Administration of oral prednisolone to prevent esophageal stricture after balloon-type radiofrequency ablation for ultralong-segment esophageal neoplasia

Gastrointest Endosc. 2024 Apr 5:S0016-5107(24)00212-8. doi: 10.1016/j.gie.2024.03.030. Online ahead of print.

Abstract

Background and aims: Endoscopic radiofrequency ablation (RFA) has shown good efficacy and safety in eradicating flat-type early esophageal squamous cell neoplasia (ESCN). However, post-RFA stricture is still a major concern, especially when treating ultralong-segment ESCNs. The aim of this study was to investigate the efficacy and safety of oral prednisolone to prevent post-RFA stricture.
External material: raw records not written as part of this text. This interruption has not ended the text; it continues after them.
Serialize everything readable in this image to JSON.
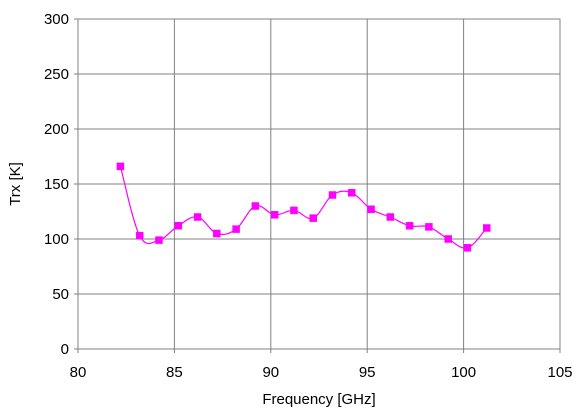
{
  "chart_data": {
    "type": "line",
    "title": "",
    "xlabel": "Frequency [GHz]",
    "ylabel": "Trx [K]",
    "xlim": [
      80,
      105
    ],
    "ylim": [
      0,
      300
    ],
    "xticks": [
      "80",
      "85",
      "90",
      "95",
      "100",
      "105"
    ],
    "yticks": [
      "0",
      "50",
      "100",
      "150",
      "200",
      "250",
      "300"
    ],
    "grid": true,
    "legend": "none",
    "series": [
      {
        "color": "#ff00ff",
        "marker": "square",
        "smooth": true,
        "x": [
          82.2,
          83.2,
          84.2,
          85.2,
          86.2,
          87.2,
          88.2,
          89.2,
          90.2,
          91.2,
          92.2,
          93.2,
          94.2,
          95.2,
          96.2,
          97.2,
          98.2,
          99.2,
          100.2,
          101.2
        ],
        "y": [
          166,
          103,
          99,
          112,
          120,
          105,
          109,
          130,
          122,
          126,
          119,
          140,
          142,
          127,
          120,
          112,
          111,
          100,
          92,
          110
        ]
      }
    ]
  }
}
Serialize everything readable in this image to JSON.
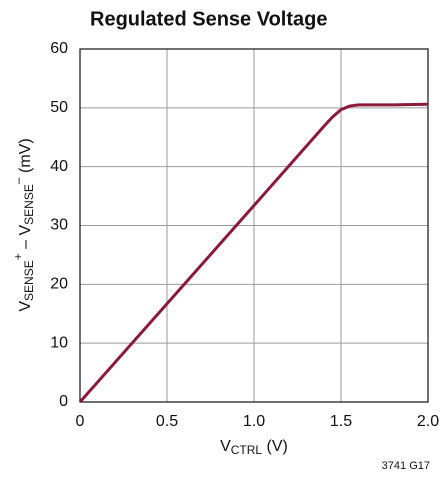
{
  "chart_data": {
    "type": "line",
    "title": "Regulated Sense Voltage",
    "xlabel": [
      "V",
      "CTRL",
      " (V)"
    ],
    "ylabel": [
      "V",
      "SENSE",
      "+",
      " – V",
      "SENSE",
      "–",
      " (mV)"
    ],
    "note": "3741 G17",
    "x": [
      0,
      0.5,
      1.0,
      1.4,
      1.45,
      1.5,
      1.55,
      1.6,
      1.8,
      2.0
    ],
    "series": [
      {
        "name": "VSENSE",
        "color": "#8b1a3a",
        "values": [
          0,
          16.7,
          33.4,
          46.8,
          48.4,
          49.7,
          50.3,
          50.5,
          50.5,
          50.6
        ]
      }
    ],
    "xlim": [
      0,
      2
    ],
    "xticks": [
      0,
      0.5,
      {
        "value": 1,
        "label": "1.0"
      },
      1.5,
      {
        "value": 2,
        "label": "2.0"
      }
    ],
    "ylim": [
      0,
      60
    ],
    "yticks": [
      0,
      10,
      20,
      30,
      40,
      50,
      60
    ],
    "grid": true
  }
}
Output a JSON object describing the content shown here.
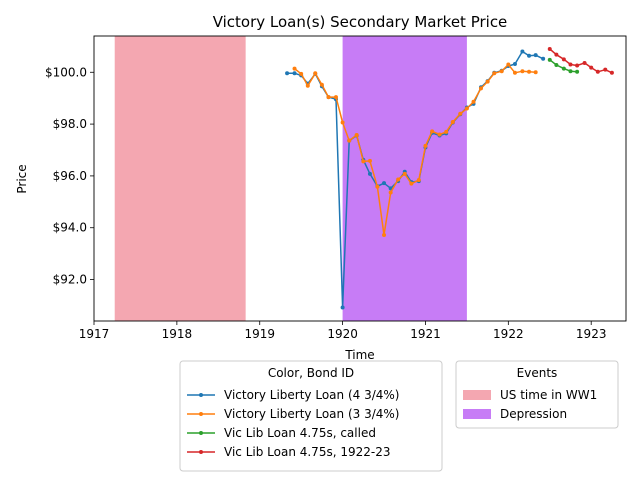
{
  "chart_data": {
    "type": "line",
    "title": "Victory Loan(s) Secondary Market Price",
    "xlabel": "Time",
    "ylabel": "Price",
    "xlim": [
      1917.0,
      1923.42
    ],
    "ylim": [
      90.4,
      101.4
    ],
    "x_ticks": [
      {
        "value": 1917,
        "label": "1917"
      },
      {
        "value": 1918,
        "label": "1918"
      },
      {
        "value": 1919,
        "label": "1919"
      },
      {
        "value": 1920,
        "label": "1920"
      },
      {
        "value": 1921,
        "label": "1921"
      },
      {
        "value": 1922,
        "label": "1922"
      },
      {
        "value": 1923,
        "label": "1923"
      }
    ],
    "y_ticks": [
      {
        "value": 92,
        "label": "$92.0"
      },
      {
        "value": 94,
        "label": "$94.0"
      },
      {
        "value": 96,
        "label": "$96.0"
      },
      {
        "value": 98,
        "label": "$98.0"
      },
      {
        "value": 100,
        "label": "$100.0"
      }
    ],
    "grid": false,
    "events": [
      {
        "name": "US time in WW1",
        "start": 1917.25,
        "end": 1918.83,
        "color": "#f4a7b1"
      },
      {
        "name": "Depression",
        "start": 1920.0,
        "end": 1921.5,
        "color": "#c77cf6"
      }
    ],
    "series": [
      {
        "name": "Victory Liberty Loan (4 3/4%)",
        "color": "#1f77b4",
        "x": [
          1919.33,
          1919.42,
          1919.5,
          1919.58,
          1919.67,
          1919.75,
          1919.83,
          1919.92,
          1920.0,
          1920.08,
          1920.17,
          1920.25,
          1920.33,
          1920.42,
          1920.5,
          1920.58,
          1920.67,
          1920.75,
          1920.83,
          1920.92,
          1921.0,
          1921.08,
          1921.17,
          1921.25,
          1921.33,
          1921.42,
          1921.5,
          1921.58,
          1921.67,
          1921.75,
          1921.83,
          1921.92,
          1922.0,
          1922.08,
          1922.17,
          1922.25,
          1922.33,
          1922.42
        ],
        "y": [
          99.96,
          99.96,
          99.88,
          99.56,
          99.94,
          99.46,
          99.04,
          98.96,
          90.92,
          97.36,
          97.56,
          96.62,
          96.08,
          95.6,
          95.72,
          95.52,
          95.8,
          96.16,
          95.76,
          95.8,
          97.1,
          97.66,
          97.56,
          97.64,
          98.06,
          98.38,
          98.64,
          98.78,
          99.42,
          99.66,
          99.98,
          100.06,
          100.24,
          100.32,
          100.8,
          100.64,
          100.66,
          100.52
        ]
      },
      {
        "name": "Victory Liberty Loan (3 3/4%)",
        "color": "#ff7f0e",
        "x": [
          1919.42,
          1919.5,
          1919.58,
          1919.67,
          1919.75,
          1919.83,
          1919.92,
          1920.0,
          1920.08,
          1920.17,
          1920.25,
          1920.33,
          1920.42,
          1920.5,
          1920.58,
          1920.67,
          1920.75,
          1920.83,
          1920.92,
          1921.0,
          1921.08,
          1921.17,
          1921.25,
          1921.33,
          1921.42,
          1921.5,
          1921.58,
          1921.67,
          1921.75,
          1921.83,
          1921.92,
          1922.0,
          1922.08,
          1922.17,
          1922.25,
          1922.33
        ],
        "y": [
          100.14,
          99.94,
          99.48,
          99.96,
          99.52,
          99.04,
          99.04,
          98.06,
          97.36,
          97.58,
          96.56,
          96.58,
          95.58,
          93.72,
          95.36,
          95.86,
          96.08,
          95.7,
          95.84,
          97.16,
          97.72,
          97.6,
          97.7,
          98.08,
          98.4,
          98.6,
          98.86,
          99.38,
          99.64,
          99.96,
          100.04,
          100.3,
          99.98,
          100.04,
          100.02,
          100.0
        ]
      },
      {
        "name": "Vic Lib Loan 4.75s, called",
        "color": "#2ca02c",
        "x": [
          1922.5,
          1922.58,
          1922.67,
          1922.75,
          1922.83
        ],
        "y": [
          100.48,
          100.28,
          100.14,
          100.04,
          100.02
        ]
      },
      {
        "name": "Vic Lib Loan 4.75s, 1922-23",
        "color": "#d62728",
        "x": [
          1922.5,
          1922.58,
          1922.67,
          1922.75,
          1922.83,
          1922.92,
          1923.0,
          1923.08,
          1923.17,
          1923.25
        ],
        "y": [
          100.9,
          100.68,
          100.5,
          100.3,
          100.26,
          100.36,
          100.18,
          100.02,
          100.1,
          99.98
        ]
      }
    ],
    "legends": [
      {
        "title": "Color, Bond ID",
        "kind": "series"
      },
      {
        "title": "Events",
        "kind": "events"
      }
    ]
  }
}
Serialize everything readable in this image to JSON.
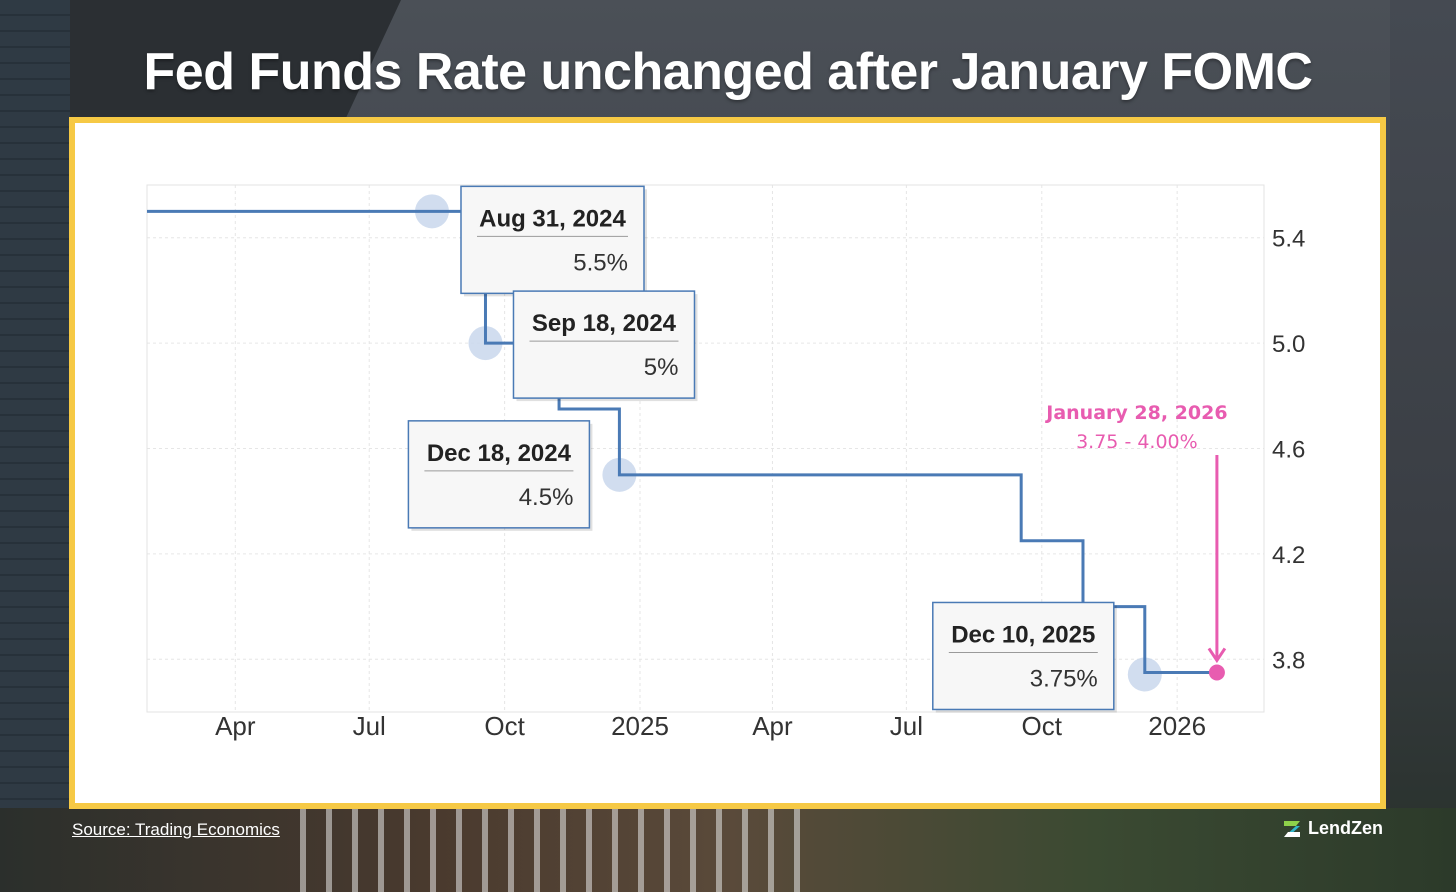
{
  "header": {
    "title": "Fed Funds Rate unchanged after January FOMC"
  },
  "footer": {
    "source": "Source: Trading Economics",
    "brand": "LendZen"
  },
  "colors": {
    "frame": "#f6c945",
    "line": "#4a7ab5",
    "marker": "#c9d7ec",
    "annotation": "#e85cb0"
  },
  "chart_data": {
    "type": "line",
    "title": "",
    "xlabel": "",
    "ylabel": "",
    "x_ticks": [
      "Apr",
      "Jul",
      "Oct",
      "2025",
      "Apr",
      "Jul",
      "Oct",
      "2026"
    ],
    "x_tick_dates": [
      "2024-04-01",
      "2024-07-01",
      "2024-10-01",
      "2025-01-01",
      "2025-04-01",
      "2025-07-01",
      "2025-10-01",
      "2026-01-01"
    ],
    "y_ticks": [
      "5.4",
      "5.0",
      "4.6",
      "4.2",
      "3.8"
    ],
    "y_tick_values": [
      5.4,
      5.0,
      4.6,
      4.2,
      3.8
    ],
    "ylim": [
      3.6,
      5.6
    ],
    "xlim": [
      "2024-02-01",
      "2026-03-01"
    ],
    "grid": true,
    "series": [
      {
        "x": [
          "2024-02-01",
          "2024-08-31",
          "2024-09-18",
          "2024-11-07",
          "2024-12-18",
          "2025-09-17",
          "2025-10-29",
          "2025-12-10",
          "2026-01-28"
        ],
        "y": [
          5.5,
          5.5,
          5.0,
          4.75,
          4.5,
          4.25,
          4.0,
          3.75,
          3.75
        ]
      }
    ],
    "tooltips": [
      {
        "date": "Aug 31, 2024",
        "value": "5.5%"
      },
      {
        "date": "Sep 18, 2024",
        "value": "5%"
      },
      {
        "date": "Dec 18, 2024",
        "value": "4.5%"
      },
      {
        "date": "Dec 10, 2025",
        "value": "3.75%"
      }
    ],
    "annotation": {
      "date": "January 28, 2026",
      "value": "3.75 - 4.00%"
    }
  }
}
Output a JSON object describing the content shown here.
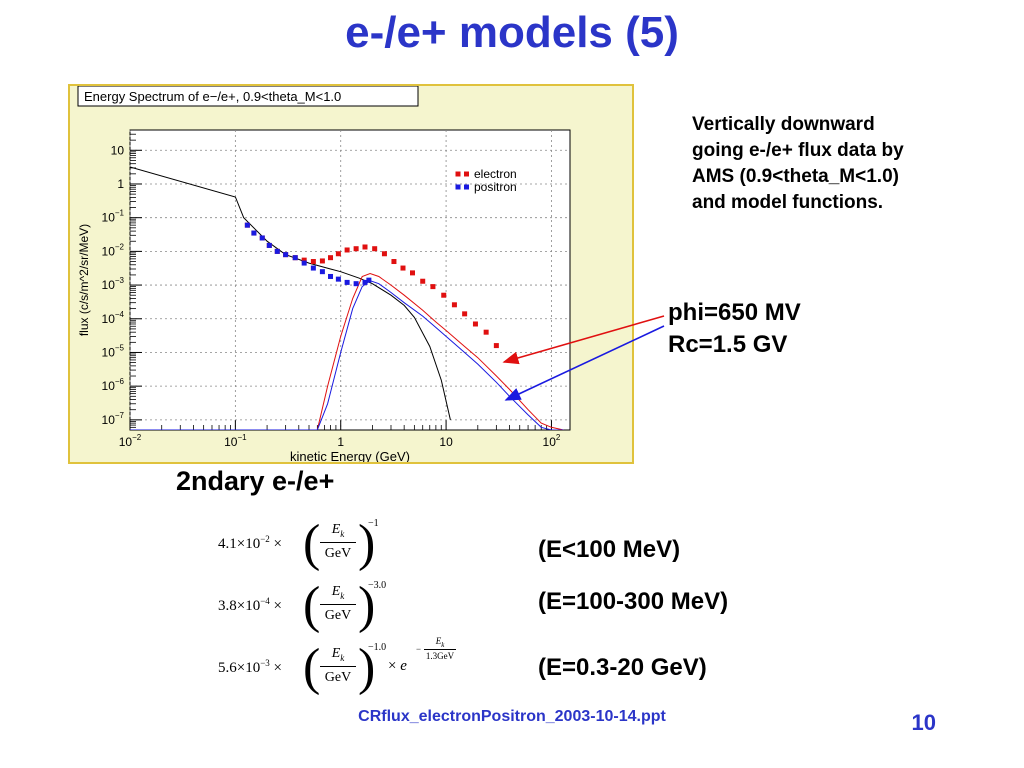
{
  "slide": {
    "title": "e-/e+ models (5)",
    "description_lines": [
      "Vertically downward",
      "going e-/e+ flux data by",
      "AMS (0.9<theta_M<1.0)",
      "and model functions."
    ],
    "param_lines": [
      "phi=650 MV",
      "Rc=1.5 GV"
    ],
    "subheading": "2ndary e-/e+",
    "formulas": [
      {
        "coef": "4.1",
        "exp": "−2",
        "power": "−1",
        "range": "(E<100 MeV)"
      },
      {
        "coef": "3.8",
        "exp": "−4",
        "power": "−3.0",
        "range": "(E=100-300 MeV)"
      },
      {
        "coef": "5.6",
        "exp": "−3",
        "power": "−1.0",
        "range": "(E=0.3-20 GeV)",
        "cutoff": "1.3GeV"
      }
    ],
    "formula_symbols": {
      "times10": "×10",
      "times": "×",
      "ek": "E",
      "ek_sub": "k",
      "gev": "GeV",
      "e": "e"
    },
    "footer": "CRflux_electronPositron_2003-10-14.ppt",
    "page_number": "10"
  },
  "colors": {
    "title": "#2b35c8",
    "electron": "#e01010",
    "positron": "#1a1ae0",
    "model_total": "#000000",
    "frame": "#e0c23c",
    "frame_bg": "#f5f5ce"
  },
  "chart_data": {
    "type": "scatter",
    "title": "Energy Spectrum of e−/e+, 0.9<theta_M<1.0",
    "xlabel": "kinetic Energy (GeV)",
    "ylabel": "flux (c/s/m^2/sr/MeV)",
    "xscale": "log",
    "yscale": "log",
    "xlim": [
      0.01,
      150
    ],
    "ylim": [
      5e-08,
      40
    ],
    "legend": "top-right",
    "grid": true,
    "xticks": [
      {
        "v": 0.01,
        "b": "10",
        "e": "−2"
      },
      {
        "v": 0.1,
        "b": "10",
        "e": "−1"
      },
      {
        "v": 1,
        "b": "1",
        "e": ""
      },
      {
        "v": 10,
        "b": "10",
        "e": ""
      },
      {
        "v": 100,
        "b": "10",
        "e": "2"
      }
    ],
    "yticks": [
      {
        "v": 10,
        "b": "10",
        "e": ""
      },
      {
        "v": 1,
        "b": "1",
        "e": ""
      },
      {
        "v": 0.1,
        "b": "10",
        "e": "−1"
      },
      {
        "v": 0.01,
        "b": "10",
        "e": "−2"
      },
      {
        "v": 0.001,
        "b": "10",
        "e": "−3"
      },
      {
        "v": 0.0001,
        "b": "10",
        "e": "−4"
      },
      {
        "v": 1e-05,
        "b": "10",
        "e": "−5"
      },
      {
        "v": 1e-06,
        "b": "10",
        "e": "−6"
      },
      {
        "v": 1e-07,
        "b": "10",
        "e": "−7"
      }
    ],
    "series": [
      {
        "name": "electron",
        "kind": "points",
        "color": "#e01010",
        "x": [
          0.13,
          0.15,
          0.18,
          0.21,
          0.25,
          0.3,
          0.37,
          0.45,
          0.55,
          0.67,
          0.8,
          0.95,
          1.15,
          1.4,
          1.7,
          2.1,
          2.6,
          3.2,
          3.9,
          4.8,
          6.0,
          7.5,
          9.5,
          12,
          15,
          19,
          24,
          30
        ],
        "y": [
          0.06,
          0.035,
          0.025,
          0.015,
          0.01,
          0.008,
          0.0065,
          0.0055,
          0.005,
          0.0052,
          0.0065,
          0.0085,
          0.011,
          0.012,
          0.0135,
          0.012,
          0.0085,
          0.005,
          0.0032,
          0.0023,
          0.0013,
          0.0009,
          0.0005,
          0.00026,
          0.00014,
          7e-05,
          4e-05,
          1.6e-05
        ]
      },
      {
        "name": "positron",
        "kind": "points",
        "color": "#1a1ae0",
        "x": [
          0.13,
          0.15,
          0.18,
          0.21,
          0.25,
          0.3,
          0.37,
          0.45,
          0.55,
          0.67,
          0.8,
          0.95,
          1.15,
          1.4,
          1.7,
          1.85
        ],
        "y": [
          0.06,
          0.035,
          0.025,
          0.015,
          0.01,
          0.008,
          0.0065,
          0.0045,
          0.0032,
          0.0025,
          0.0018,
          0.0015,
          0.0012,
          0.0011,
          0.0012,
          0.0014
        ]
      },
      {
        "kind": "line",
        "color": "#000000",
        "x": [
          0.01,
          0.1,
          0.12,
          0.2,
          0.3,
          0.5,
          0.8,
          1.0,
          1.5,
          2,
          3,
          4,
          5,
          7,
          9,
          11
        ],
        "y": [
          3.2,
          0.41,
          0.1,
          0.02,
          0.008,
          0.0045,
          0.003,
          0.0025,
          0.0016,
          0.0011,
          0.0005,
          0.00025,
          0.00011,
          1.5e-05,
          1.5e-06,
          1e-07
        ]
      },
      {
        "kind": "line",
        "color": "#e01010",
        "x": [
          0.6,
          0.75,
          1.0,
          1.3,
          1.6,
          1.9,
          2.3,
          3,
          4,
          6,
          8,
          10,
          15,
          20,
          30,
          40,
          60,
          80,
          100,
          130
        ],
        "y": [
          5e-08,
          1e-06,
          3e-05,
          0.0004,
          0.0018,
          0.0022,
          0.0018,
          0.001,
          0.0005,
          0.00018,
          8e-05,
          4.5e-05,
          1.5e-05,
          7e-06,
          2e-06,
          8e-07,
          2e-07,
          8e-08,
          6e-08,
          5e-08
        ]
      },
      {
        "kind": "line",
        "color": "#1a1ae0",
        "x": [
          0.01,
          0.6,
          0.75,
          1.0,
          1.3,
          1.6,
          1.9,
          2.3,
          3,
          4,
          6,
          8,
          10,
          15,
          20,
          30,
          40,
          60,
          80,
          100,
          130
        ],
        "y": [
          5e-08,
          5e-08,
          3e-07,
          1e-05,
          0.0002,
          0.0009,
          0.00135,
          0.0011,
          0.0006,
          0.0003,
          0.00012,
          5.5e-05,
          3e-05,
          1e-05,
          4.5e-06,
          1.3e-06,
          5e-07,
          1.4e-07,
          6e-08,
          5e-08,
          5e-08
        ]
      }
    ]
  }
}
Methods: We prospectively enrolled 48 patients treated with balloon-type RFA who had Lugol-unstained or mosaic-like flat-type ESCNs with an expected treatment area more than 10 cm. Oral prednisolone was started at a dose of 30 mg/day on the third day after RFA and continued for 4 weeks. The results were compared to a historical control group of 25 patients who received RFA without oral steroids. The primary endpoint was the frequency of post-RFA stricture. Secondary endpoints were the number of balloon dilation sessions and adverse event rate.

Results: There were no significant differences in the worst pathology grade at baseline, length of unstained lesions between the two groups. The complete response rates after 1 session of RFA were 73% and 72%, respectively. Compared to the control group, the oral prednisolone group had a significantly lower stricture rate (4%, 2/48 patients vs. 44%, 11/25 patients; P<0.0001) and a lower number of balloon dilation sessions (median 0, range 0-4 vs. median 6, range 0-10). There were two cases of asymptomatic candida esophagitis in the study group, and no severe adverse effects.

Conclusions: Oral prednisolone may offer a useful and safe preventive option for post-RFA stricture in ultralong ESCNs.

Clinical trial registration number: NCT05768282.